3. Has a body mass index (BMI) less than or equal to 18.5 or greater than or equal to 35.
4. Smokes more than 4 cigarettes or other tobacco products on a weekly basis or any type
of vaping/e-cigarette use more than 4 times per week.
5. History of facial reconstructive procedures or nasopharyngeal malformation.
6. Positive for Hepatitis B or Hepatitis C infections.
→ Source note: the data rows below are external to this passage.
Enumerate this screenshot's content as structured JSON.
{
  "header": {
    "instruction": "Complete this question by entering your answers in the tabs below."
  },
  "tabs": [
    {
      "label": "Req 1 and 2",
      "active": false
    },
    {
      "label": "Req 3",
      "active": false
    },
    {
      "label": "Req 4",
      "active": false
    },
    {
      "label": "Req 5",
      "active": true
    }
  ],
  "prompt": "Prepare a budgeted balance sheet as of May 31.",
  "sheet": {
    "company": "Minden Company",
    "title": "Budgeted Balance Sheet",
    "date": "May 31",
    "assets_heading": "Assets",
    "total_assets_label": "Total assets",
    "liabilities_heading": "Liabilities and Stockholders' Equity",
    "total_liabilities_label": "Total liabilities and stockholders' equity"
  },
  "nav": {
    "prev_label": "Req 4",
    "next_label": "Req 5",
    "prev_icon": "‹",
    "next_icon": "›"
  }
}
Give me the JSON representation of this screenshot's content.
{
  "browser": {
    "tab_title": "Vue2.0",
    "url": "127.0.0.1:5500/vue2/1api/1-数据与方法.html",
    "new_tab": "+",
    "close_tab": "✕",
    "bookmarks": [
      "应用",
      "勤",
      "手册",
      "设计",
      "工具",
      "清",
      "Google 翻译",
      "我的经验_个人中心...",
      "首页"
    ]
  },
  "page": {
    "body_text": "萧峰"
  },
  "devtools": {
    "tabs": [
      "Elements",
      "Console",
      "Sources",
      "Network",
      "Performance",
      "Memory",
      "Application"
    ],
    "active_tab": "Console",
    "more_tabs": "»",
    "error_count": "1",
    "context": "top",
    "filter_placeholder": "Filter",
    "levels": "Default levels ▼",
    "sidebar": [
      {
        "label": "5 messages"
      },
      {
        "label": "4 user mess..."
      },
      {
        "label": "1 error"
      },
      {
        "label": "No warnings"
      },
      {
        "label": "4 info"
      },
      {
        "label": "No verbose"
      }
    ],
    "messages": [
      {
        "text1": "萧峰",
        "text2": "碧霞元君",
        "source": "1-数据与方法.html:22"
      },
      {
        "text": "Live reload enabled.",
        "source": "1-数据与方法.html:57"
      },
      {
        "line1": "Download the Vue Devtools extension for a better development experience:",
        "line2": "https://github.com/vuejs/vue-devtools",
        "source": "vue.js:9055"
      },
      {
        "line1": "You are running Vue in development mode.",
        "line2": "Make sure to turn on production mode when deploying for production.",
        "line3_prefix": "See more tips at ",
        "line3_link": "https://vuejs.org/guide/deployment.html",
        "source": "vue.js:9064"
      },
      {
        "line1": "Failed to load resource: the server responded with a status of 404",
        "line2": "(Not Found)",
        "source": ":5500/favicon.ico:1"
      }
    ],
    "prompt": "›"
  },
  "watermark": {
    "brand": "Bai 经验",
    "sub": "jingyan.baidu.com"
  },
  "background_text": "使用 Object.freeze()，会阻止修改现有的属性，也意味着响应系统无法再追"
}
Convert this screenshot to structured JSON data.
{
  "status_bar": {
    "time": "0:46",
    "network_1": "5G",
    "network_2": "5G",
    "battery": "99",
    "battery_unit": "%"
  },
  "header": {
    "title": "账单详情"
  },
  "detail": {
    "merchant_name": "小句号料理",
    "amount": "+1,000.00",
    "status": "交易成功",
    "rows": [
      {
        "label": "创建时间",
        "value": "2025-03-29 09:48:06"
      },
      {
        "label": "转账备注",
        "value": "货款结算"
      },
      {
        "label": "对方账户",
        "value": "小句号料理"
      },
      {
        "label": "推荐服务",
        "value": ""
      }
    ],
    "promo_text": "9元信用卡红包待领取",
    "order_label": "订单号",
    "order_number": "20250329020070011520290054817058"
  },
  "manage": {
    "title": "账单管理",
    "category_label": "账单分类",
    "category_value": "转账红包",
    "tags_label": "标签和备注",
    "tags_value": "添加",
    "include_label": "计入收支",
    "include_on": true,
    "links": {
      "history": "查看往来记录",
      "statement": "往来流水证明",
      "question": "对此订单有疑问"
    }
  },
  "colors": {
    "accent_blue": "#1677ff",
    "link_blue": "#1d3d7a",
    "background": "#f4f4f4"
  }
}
7. Complete blood count (CBC) with differential outside of the NIH Department of
Laboratory Medicine (DLM) normal reference range and deemed clinically significant by
the PI.
8. Grade 2 or higher Hemoglobin for female participants or Grade 1 or higher Hemoglobin
for male participants.
9. Chemistries in the acute care, mineral, and/or hepatic panels, and/or any of the
following: lactate dehydrogenase (LDH), uric acid, creatine kinase, and total protein
outside of the NIH DLM normal reference range and deemed clinically significant by the
PI.
10. Urinalysis outside of the NIH DLM normal reference range and deemed clinically
significant by the PI.
11. Clinically significant abnormality as deemed by the PI on ECG.
12. Clinically significant abnormality as deemed by the PI on ECHO.
13. Clinically significant abnormality as deemed by the PI on the PFT and/or spirometry.
14. Recent acute illness within 1 week of admission to the NIH CC.
15. Known allergy to any component of the interventional agent.
16. Known allergy to treatments for influenza (including but not limited to oseltamivir,
nonsteroidals).
17. Known allergy to 2 or more classes of antibiotics (e.g., penicillins, cephalosporins,
fluoroquinolones, or glycopeptides).
18. Receipt of influenza vaccine within 8 weeks prior to enrollment.
19. Receipt of blood or blood products (including immunoglobulins) within 3 months prior
to enrollment.
20. Receipt of any unlicensed drug within 3 months or 5.5 half-lives (whichever is
greater) prior to enrollment.
21. Receipt of any unlicensed vaccine within 6 months prior to enrollment.
22. Self-reported or known history of current alcoholism or drug abuse, or positive
urine/serum test for drugs of abuse (i.e., amphetamines, cocaine, benzodiazepines,
opiates, or metabolites, but not tetrahydrocannabinol or metabolites).
23. Self-reported or known history of psychiatric or psychological issues deemed by the PI
to be a contraindication to protocol participation
24. Known close contact with anyone known to have influenza in the past 7 days.
25. Known close contact with anyone known to have COVID-19 in the past 14 days.
26. History of COVID-19-related complications, including, but not limited to: inpatient
hospitalization, required the use of oxygen, and/or on-going sequelae.
27. Non-English speaking participants.
28. Any condition that, in the judgment of the PI, is a contraindication to protocol
participation or impairs the volunteer s ability to give informed consent.